Haute couture may be defined as fashion reduced to its optimum degree. The dresses, suits, and coats we see at the Paris, Milan, London, and New York collections stand as the designer's ultimate view of what women should look like each season. And haute couture is also a fashion hieroglyphic, an abstract glimpse into the general direction that fashion will be taking -- sometimes for only just a season, and other times for a whole year or two. Later, this high-fashion message gets translated to the ready-to-wear market, which usually plays down the bold lines of the haute couture collections -- a less pronounced shoulder pad, a mini-skirt let down an inch or two, a simple row of buttons instead of a double-breasted bias cut, and, of course, more wearable, less expensive fabric and affordable prices.

Out of the top leading 30 or so world designers, there emerges a common thread, a collective message that, although individualized, spells out the fashion indicators, the new fashion direction, the look that millions of women throughout the Western world will be making their own, whether they're fashion-conscious or not. This fall, the fashion indicators say that the new look is soft. Supple cashmeres. Thin jerseys that hug the body. Leathers and suedes that curve and blend as comfortably as an old shoe. Rounder and softer shoulders, but with the extra lift of a shoulder pad. All in similar but subtly different shapes from last spring. The same hour-glass figure direction. The waist is a great focal point, cinched with wide, bold belts. And topping nearly everything is the all-purpose 7/8ths-length wool or cashmere coat, often in pick-me-up colors that contrast with the black or muted tones of the dress or two-piece design underneath. Skirts and dresses are still more favored than trousers, but the new pant suits are slowly making a comeback. Trousers are mostly tapered and fall just under the ankle. Thin lapels or none at all. Grays, browns, neutrals, and, for color and contrast, -lacquer reds. Skirt lengths vary, but the short or just below the knee look is dominant. The jacket is hot. And it's short, for body curving, or long, to create the long/short look over a short skirt. The jacket is also the latest fashion tool in dressing up a sporty look, or transforming a simple skirt-and-blouse number into a business suit. OUT are bold prints; loud colors for day (for evening, the mood is brighter and more festive); the boxy or man-tailored look; the full-dress cut; suits without belts; the synthetic look. IN are accessories of every kind -- wide belts, Chanel gold chains, Herm`es scarfs, bold bracelets, quilted shoulder bags; browns, grays, tweeds; rich worsteds; soft clothes; cashmere sweaters; some hats; gloves, long and short; body-fitting, tapered pants; faux crocodile; brown shoes; the matte, powdered makeup look; below-the-ear hair; and the bob cut.

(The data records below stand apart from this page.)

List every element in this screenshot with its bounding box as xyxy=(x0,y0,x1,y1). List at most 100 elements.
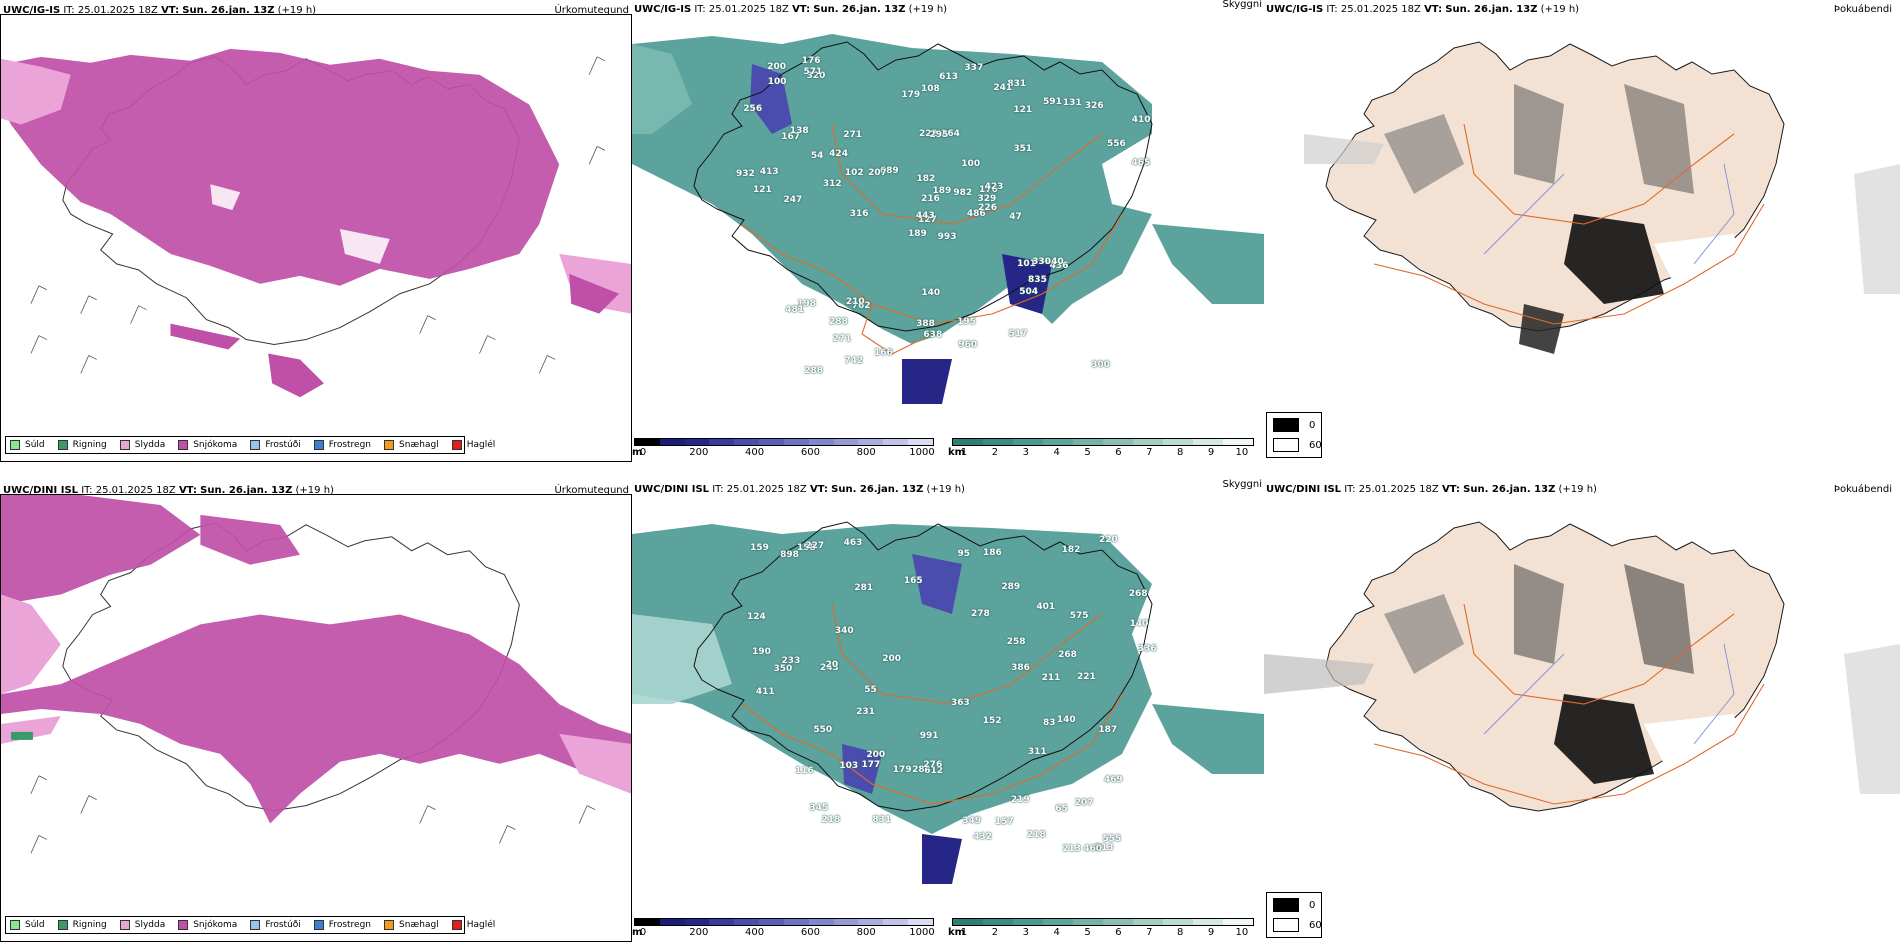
cloud-top-label: 159 xyxy=(750,543,769,554)
panel-name: Skyggni xyxy=(1222,479,1262,490)
cloud-top-label: 219 xyxy=(1010,794,1030,805)
cloud-top-label: 100 xyxy=(767,76,787,87)
cloud-top-label: 247 xyxy=(783,195,803,206)
cloud-top-label: 233 xyxy=(781,656,801,667)
cloud-map-top[interactable]: 993 167 127 176 762 831 264 121 486 320 247 410 189 3… xyxy=(632,14,1264,428)
colorbar-cell xyxy=(858,439,884,445)
colorbar-tick-label: 9 xyxy=(1207,927,1215,938)
cloud-top-label: 271 xyxy=(832,333,852,344)
cloud-top-label: 613 xyxy=(939,71,958,82)
cloud-top-label: 469 xyxy=(1103,774,1123,785)
colorbar-tick-label: 10 xyxy=(1235,927,1249,938)
cloud-top-label: 460 xyxy=(1083,843,1103,854)
cloud-top-label: 463 xyxy=(843,537,863,548)
cloud-top-label: 993 xyxy=(937,231,957,242)
cloud-top-label: 220 xyxy=(1099,535,1118,546)
cloudtop-colors xyxy=(634,438,934,446)
cloudtop-ticks: 0 200 400 600 800 1000 xyxy=(634,446,935,460)
precip-header-bottom: UWC/DINI ISL IT: 25.01.2025 18Z VT: Sun.… xyxy=(1,481,631,497)
colorbar-tick-label: 1000 xyxy=(909,447,935,458)
vt-label: VT: xyxy=(1441,484,1460,495)
vt-label: VT: xyxy=(178,485,197,496)
cloud-top-label: 218 xyxy=(821,815,841,826)
it-value: 25.01.2025 18Z xyxy=(77,5,158,16)
cloud-top-label: 486 xyxy=(966,208,986,219)
colorbar-tick-label: 6 xyxy=(1115,447,1122,458)
panel-name: Úrkomutegund xyxy=(554,485,629,496)
cloud-top-label: 200 xyxy=(882,654,901,665)
cloud-top-label: 363 xyxy=(950,697,970,708)
fog-map-bottom[interactable] xyxy=(1264,494,1900,942)
cloud-top-label: 221 xyxy=(1077,671,1096,682)
colorbar-tick-label: 4 xyxy=(1053,447,1060,458)
colorbar-cell xyxy=(833,919,859,925)
cloud-top-label: 330 xyxy=(1032,256,1051,267)
fog-map-top[interactable] xyxy=(1264,14,1900,462)
cloud-top-label: 231 xyxy=(856,706,875,717)
model-name: UWC/DINI ISL xyxy=(3,485,79,496)
cloud-top-label: 140 xyxy=(1129,618,1149,629)
colorbar-cell xyxy=(734,919,760,925)
lead-time: (+19 h) xyxy=(277,5,317,16)
colorbar-cell xyxy=(759,439,784,445)
cloud-label-layer-top: 993 167 127 176 762 831 264 121 486 320 247 410 189 3… xyxy=(632,14,1264,428)
it-value: 25.01.2025 18Z xyxy=(95,485,176,496)
cloud-top-label: 465 xyxy=(1131,157,1151,168)
legend-item-snow: Snjókoma xyxy=(178,440,237,450)
cloud-top-label: 432 xyxy=(973,831,993,842)
fog-panel-top: UWC/IG-IS IT: 25.01.2025 18Z VT: Sun. 26… xyxy=(1264,4,1900,462)
cloud-top-label: 932 xyxy=(736,168,755,179)
colorbar-cell xyxy=(1013,919,1043,925)
cloud-top-label: 177 xyxy=(861,759,881,770)
cloud-top-label: 300 xyxy=(1091,360,1110,371)
cloud-top-label: 591 xyxy=(1043,96,1062,107)
precip-map-bottom[interactable] xyxy=(1,495,631,941)
lead-time: (+19 h) xyxy=(908,4,948,15)
colorbar-cell xyxy=(1043,439,1073,445)
vt-value: Sun. 26.jan. 13Z xyxy=(1463,484,1556,495)
cloud-top-label: 316 xyxy=(849,209,869,220)
colorbar-cell xyxy=(983,919,1013,925)
colorbar-cell xyxy=(953,439,983,445)
cloudbase-colorbar-top: 1 2 3 4 5 6 7 8 9 10 km xyxy=(948,438,1254,460)
legend-item-freezing-rain: Frostregn xyxy=(313,920,371,930)
precip-map-top[interactable] xyxy=(1,15,631,461)
cloud-top-label: 411 xyxy=(755,686,775,697)
colorbar-cell xyxy=(1163,439,1193,445)
panel-name: Skyggni xyxy=(1222,0,1262,10)
fog-header-top: UWC/IG-IS IT: 25.01.2025 18Z VT: Sun. 26… xyxy=(1264,0,1900,16)
fog-legend-swatch-high xyxy=(1273,918,1299,932)
cloud-top-label: 127 xyxy=(917,214,937,225)
vt-label: VT: xyxy=(161,5,180,16)
legend-swatch xyxy=(250,440,261,450)
cloud-top-label: 413 xyxy=(759,167,779,178)
legend-item-snow: Snjókoma xyxy=(178,920,237,930)
legend-item-freezing-drizzle: Frostúði xyxy=(250,440,301,450)
cloud-top-label: 556 xyxy=(1106,138,1126,149)
cloud-top-label: 329 xyxy=(977,194,997,205)
colorbar-cell xyxy=(1223,919,1253,925)
legend-item-freezing-rain: Frostregn xyxy=(313,440,371,450)
cloudbase-ticks: 1 2 3 4 5 6 7 8 9 10 xyxy=(952,446,1254,460)
cloud-top-label: 386 xyxy=(1011,663,1030,674)
vt-label: VT: xyxy=(1424,4,1443,15)
cloudbase-unit: km xyxy=(948,447,966,458)
colorbar-tick-label: 9 xyxy=(1207,447,1215,458)
cloud-top-label: 336 xyxy=(1137,643,1157,654)
colorbar-cell xyxy=(1223,439,1253,445)
cloud-top-label: 326 xyxy=(1084,101,1104,112)
colorbar-cell xyxy=(883,439,909,445)
colorbar-cell xyxy=(983,439,1013,445)
legend-swatch xyxy=(451,920,462,930)
it-label: IT: xyxy=(1326,4,1338,15)
panel-name: Þokuábendi xyxy=(1833,4,1892,15)
fog-legend-top: 0 60 xyxy=(1266,412,1322,458)
precip-legend-top: Súld Rigning Slydda Snjókoma Frostúði Fr… xyxy=(5,436,495,454)
colorbar-cell xyxy=(709,919,735,925)
colorbar-cell xyxy=(684,439,710,445)
cloud-top-label: 100 xyxy=(961,159,981,170)
cloud-map-bottom[interactable]: 991 243 158 140 213 281 284 231 177 211 221 95 159 21… xyxy=(632,494,1264,908)
lead-time: (+19 h) xyxy=(1540,4,1580,15)
cloud-top-label: 762 xyxy=(851,301,871,312)
it-value: 25.01.2025 18Z xyxy=(1340,4,1421,15)
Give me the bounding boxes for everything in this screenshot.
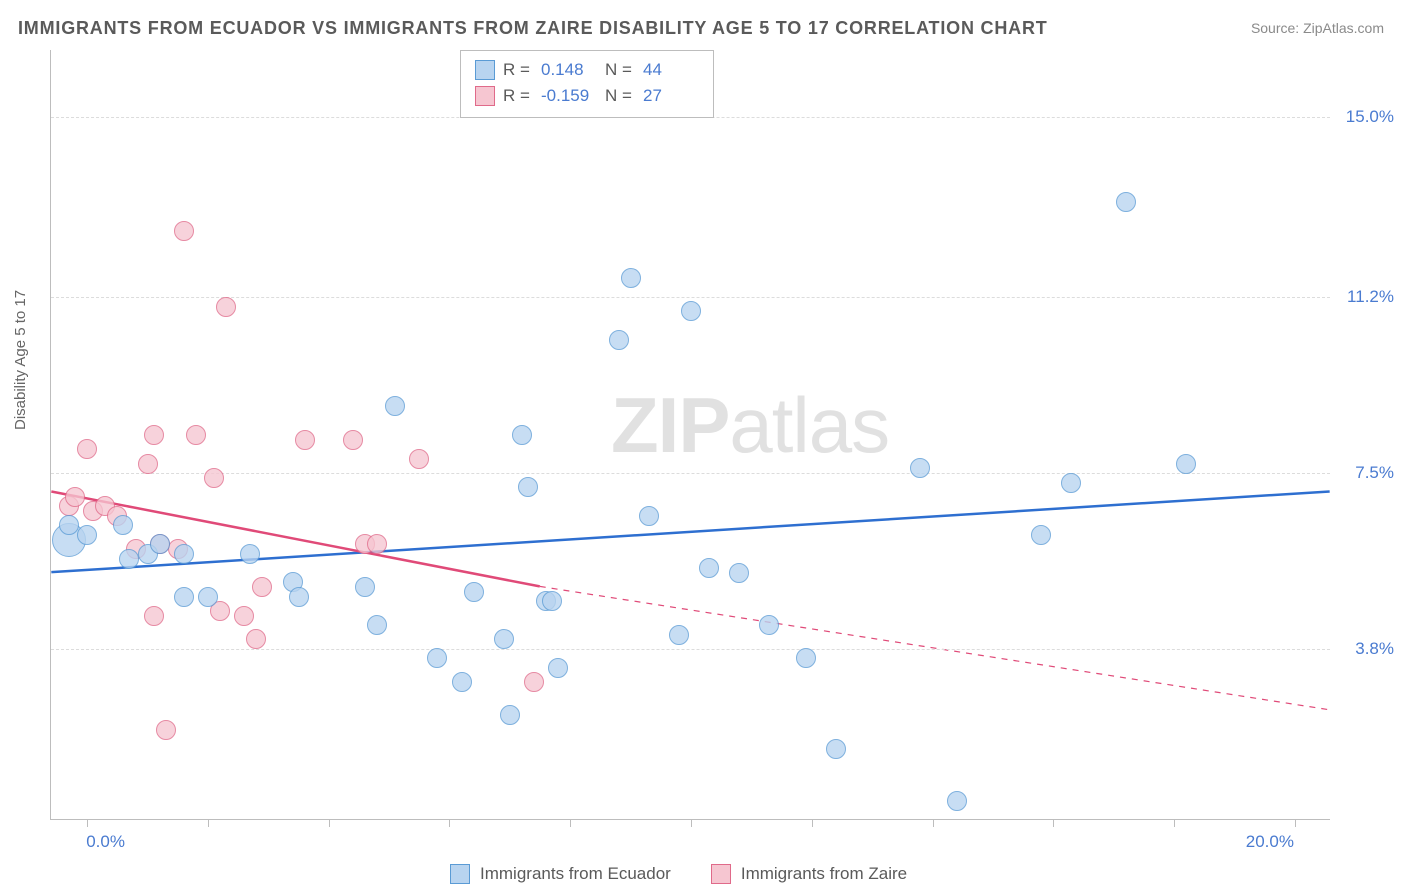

From among the new or established designers, Carolyne Roehm, Donna Karan, Giorgio Armani, Yves St. Laurent, and Karl Lagerfeld created special interest this season. Oscar de la Renta, Bill Blass, Mugler, Rykiel, Kenzo, Perry Ellis (his last collection prior to his death), Calvin Klein, and Valentino were once again very strong this season.

Emerging names to watch for: David, a new young designer from Santa Barbara, Calif., for whom this season was his second collection; Gerald Franklin, a young Canadian designer; Francesca Sterlacci, a New Jersey-born new star.